Sources: Procurement Act 2023, section 22 (legislation.gov.uk) · GOV.UK — Guidance: Conditions of participation · GOV.UK — How to bid for government contracts as a consortium

Why it matters for bidders

Consortium bidding unlocks contracts that are individually out of reach. For a growing SME, the right partnership accelerates the track record, provides reference projects at a larger scale, and builds relationships with bigger organisations that lead to future work. The hard part is choosing the partner, and most bidders choose on familiarity rather than evidence. Published award notices reveal which organisations actually win together, who delivers as prime versus sub-contractor, and which pairings recur across a buyer or sector — so you can approach a partner with a proven joint track record rather than a hopeful introduction.
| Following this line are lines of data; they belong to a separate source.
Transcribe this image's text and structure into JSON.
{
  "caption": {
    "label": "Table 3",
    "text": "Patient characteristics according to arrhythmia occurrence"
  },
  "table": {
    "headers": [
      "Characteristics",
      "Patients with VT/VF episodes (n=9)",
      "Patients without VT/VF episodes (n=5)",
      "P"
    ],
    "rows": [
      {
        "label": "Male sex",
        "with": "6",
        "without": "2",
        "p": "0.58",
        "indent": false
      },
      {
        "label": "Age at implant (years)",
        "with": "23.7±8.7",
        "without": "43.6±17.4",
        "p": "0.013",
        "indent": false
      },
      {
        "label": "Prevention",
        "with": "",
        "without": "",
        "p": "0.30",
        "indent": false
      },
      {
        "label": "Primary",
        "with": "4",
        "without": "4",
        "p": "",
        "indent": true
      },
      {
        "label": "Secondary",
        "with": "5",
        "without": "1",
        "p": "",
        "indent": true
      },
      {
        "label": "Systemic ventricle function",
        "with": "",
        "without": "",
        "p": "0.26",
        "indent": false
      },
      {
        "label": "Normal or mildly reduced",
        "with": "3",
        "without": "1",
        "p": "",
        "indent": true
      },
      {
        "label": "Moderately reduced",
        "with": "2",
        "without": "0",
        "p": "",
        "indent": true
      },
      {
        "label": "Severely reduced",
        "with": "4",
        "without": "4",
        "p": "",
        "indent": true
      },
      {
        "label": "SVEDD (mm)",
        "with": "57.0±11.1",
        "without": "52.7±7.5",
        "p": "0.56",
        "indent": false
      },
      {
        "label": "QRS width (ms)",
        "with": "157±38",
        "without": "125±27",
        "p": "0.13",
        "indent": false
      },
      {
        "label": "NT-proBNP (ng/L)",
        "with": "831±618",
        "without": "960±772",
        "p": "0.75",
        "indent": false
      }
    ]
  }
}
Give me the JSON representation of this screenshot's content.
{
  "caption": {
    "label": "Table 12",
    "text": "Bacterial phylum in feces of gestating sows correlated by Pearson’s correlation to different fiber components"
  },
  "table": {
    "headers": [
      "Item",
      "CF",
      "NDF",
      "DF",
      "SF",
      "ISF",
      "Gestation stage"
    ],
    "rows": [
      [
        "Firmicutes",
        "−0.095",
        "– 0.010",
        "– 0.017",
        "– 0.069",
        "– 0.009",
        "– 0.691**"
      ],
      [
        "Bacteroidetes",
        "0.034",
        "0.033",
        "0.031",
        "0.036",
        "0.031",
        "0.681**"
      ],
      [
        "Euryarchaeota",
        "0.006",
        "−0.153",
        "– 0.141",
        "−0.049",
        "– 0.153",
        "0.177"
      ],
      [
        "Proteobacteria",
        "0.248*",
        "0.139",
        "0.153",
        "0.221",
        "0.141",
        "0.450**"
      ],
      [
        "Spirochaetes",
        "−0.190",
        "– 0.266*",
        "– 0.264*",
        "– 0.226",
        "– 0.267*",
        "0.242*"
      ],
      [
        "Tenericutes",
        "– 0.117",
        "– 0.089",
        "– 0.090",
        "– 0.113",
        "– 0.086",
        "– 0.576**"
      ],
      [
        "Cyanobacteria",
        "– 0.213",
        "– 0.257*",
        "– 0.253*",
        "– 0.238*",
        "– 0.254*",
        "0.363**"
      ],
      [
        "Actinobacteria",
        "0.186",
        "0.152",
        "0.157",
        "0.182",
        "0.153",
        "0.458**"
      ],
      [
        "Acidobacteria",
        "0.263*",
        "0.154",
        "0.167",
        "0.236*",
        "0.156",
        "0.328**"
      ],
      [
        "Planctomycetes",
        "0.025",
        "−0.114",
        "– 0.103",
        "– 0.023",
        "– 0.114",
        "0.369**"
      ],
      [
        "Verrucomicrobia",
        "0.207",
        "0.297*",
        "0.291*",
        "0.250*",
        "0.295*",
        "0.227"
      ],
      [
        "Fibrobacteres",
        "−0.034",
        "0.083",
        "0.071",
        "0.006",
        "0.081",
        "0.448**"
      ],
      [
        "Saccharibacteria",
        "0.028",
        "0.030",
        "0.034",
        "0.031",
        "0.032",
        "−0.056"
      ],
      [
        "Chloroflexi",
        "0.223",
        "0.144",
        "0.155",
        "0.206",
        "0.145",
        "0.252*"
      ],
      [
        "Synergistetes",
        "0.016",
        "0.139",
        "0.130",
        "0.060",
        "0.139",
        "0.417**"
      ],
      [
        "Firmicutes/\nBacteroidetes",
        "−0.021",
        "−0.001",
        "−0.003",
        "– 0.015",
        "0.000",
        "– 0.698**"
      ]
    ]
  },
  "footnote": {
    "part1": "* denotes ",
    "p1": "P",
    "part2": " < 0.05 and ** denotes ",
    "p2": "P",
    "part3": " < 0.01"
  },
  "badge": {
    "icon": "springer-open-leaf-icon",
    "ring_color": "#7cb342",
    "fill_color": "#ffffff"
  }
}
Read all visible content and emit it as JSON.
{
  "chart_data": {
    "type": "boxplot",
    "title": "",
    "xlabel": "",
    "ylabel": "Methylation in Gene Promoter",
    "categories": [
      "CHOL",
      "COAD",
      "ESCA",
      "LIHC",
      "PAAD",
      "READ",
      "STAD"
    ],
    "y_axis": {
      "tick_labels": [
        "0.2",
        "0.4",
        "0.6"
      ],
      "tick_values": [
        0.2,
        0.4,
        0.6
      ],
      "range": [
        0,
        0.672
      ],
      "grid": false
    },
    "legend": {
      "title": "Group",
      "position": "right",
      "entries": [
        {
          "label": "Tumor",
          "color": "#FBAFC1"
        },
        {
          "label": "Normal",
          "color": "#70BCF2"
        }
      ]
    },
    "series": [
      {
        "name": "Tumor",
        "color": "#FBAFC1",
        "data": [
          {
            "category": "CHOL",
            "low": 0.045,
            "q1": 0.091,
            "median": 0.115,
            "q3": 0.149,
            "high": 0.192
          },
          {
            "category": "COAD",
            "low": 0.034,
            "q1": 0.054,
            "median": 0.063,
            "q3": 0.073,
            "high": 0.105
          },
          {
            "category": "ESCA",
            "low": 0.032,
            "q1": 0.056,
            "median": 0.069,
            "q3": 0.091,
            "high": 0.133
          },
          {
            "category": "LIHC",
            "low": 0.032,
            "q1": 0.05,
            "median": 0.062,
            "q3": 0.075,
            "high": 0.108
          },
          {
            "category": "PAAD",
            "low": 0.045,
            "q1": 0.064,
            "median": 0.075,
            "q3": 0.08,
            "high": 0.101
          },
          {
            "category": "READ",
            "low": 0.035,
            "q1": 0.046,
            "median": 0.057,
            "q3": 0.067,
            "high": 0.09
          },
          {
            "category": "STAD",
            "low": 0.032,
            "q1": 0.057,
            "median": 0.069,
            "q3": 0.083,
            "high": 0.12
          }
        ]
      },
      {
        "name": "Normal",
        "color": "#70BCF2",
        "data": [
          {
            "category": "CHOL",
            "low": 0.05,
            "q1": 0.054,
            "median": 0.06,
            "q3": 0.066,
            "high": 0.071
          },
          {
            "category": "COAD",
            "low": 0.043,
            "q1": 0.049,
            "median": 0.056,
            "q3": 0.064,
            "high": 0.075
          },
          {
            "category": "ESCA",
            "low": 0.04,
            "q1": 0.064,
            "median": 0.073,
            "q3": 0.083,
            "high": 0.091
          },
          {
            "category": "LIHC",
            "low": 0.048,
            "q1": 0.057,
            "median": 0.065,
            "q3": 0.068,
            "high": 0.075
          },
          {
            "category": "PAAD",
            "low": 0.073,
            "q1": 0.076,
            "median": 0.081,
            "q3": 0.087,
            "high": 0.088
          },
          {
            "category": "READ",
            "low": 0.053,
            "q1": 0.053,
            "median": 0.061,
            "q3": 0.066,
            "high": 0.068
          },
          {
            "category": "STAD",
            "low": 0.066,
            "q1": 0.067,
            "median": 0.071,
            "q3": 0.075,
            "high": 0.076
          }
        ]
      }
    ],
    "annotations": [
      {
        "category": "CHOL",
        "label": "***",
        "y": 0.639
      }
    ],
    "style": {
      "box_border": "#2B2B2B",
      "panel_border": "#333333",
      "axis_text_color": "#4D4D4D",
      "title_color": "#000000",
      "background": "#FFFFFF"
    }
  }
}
That award-data discipline, drawn from teams who have won over £3bn in UK and EU public contracts, is what turns a consortium from a coordination risk into a winning bid.

How Skim helps

Skim's Partnership Intelligence agent maps prime and sub-contractor relationships across UK and EU public sector frameworks from years of consortium award data, so you can see which organisations are winning together, where complementary capabilities sit, and which potential partners have a track record of successful joint delivery in your sectors — letting you assemble a consortium on evidence rather than guesswork.

Partnership Intelligence agent

Frequently asked questions

What is a consortium bid?
A consortium bid is a single tender submitted jointly by two or more suppliers who combine their capabilities, experience, and resources to compete for a public contract none could win or deliver alone. UK government guidance sets no limit on member numbers and encourages consortia, particularly to help SMEs reach larger contracts.
What is the difference between a consortium and a joint venture?
A consortium is the broad term for two or more suppliers bidding together on one tender. A joint venture, often a special purpose vehicle, is one way to structure it: the members create a single company to hold and deliver the contract with shared liability. The alternative is a lead contractor with the others named as sub-contractors.
What is the difference between a consortium and subcontracting?
In a consortium, members bid jointly and share responsibility for the bid, usually with a lead member. In subcontracting, one prime contractor bids and delivers under its own name, hiring sub-contractors who answer to the prime. Subcontractors generally cannot challenge a flawed procurement process, whereas the consortium or prime bidder can.
Do all consortium members need to meet the requirements individually?
No. Members can meet the requirements collectively rather than each meeting every criterion alone. Under the Procurement Act 2023, a supplier is treated as satisfying a condition of participation to the extent an associated supplier in the group satisfies it. However, every member is still subject to the mandatory exclusion grounds.
Does a consortium need a specific legal structure to bid?
Not to submit the tender. UK government guidance confirms suppliers do not need a set legal form simply to bid as a consortium. But the contracting authority can require a single entity — a special purpose vehicle or a lead contractor — to enter into the contract once it is awarded, so the structure must be settled before delivery.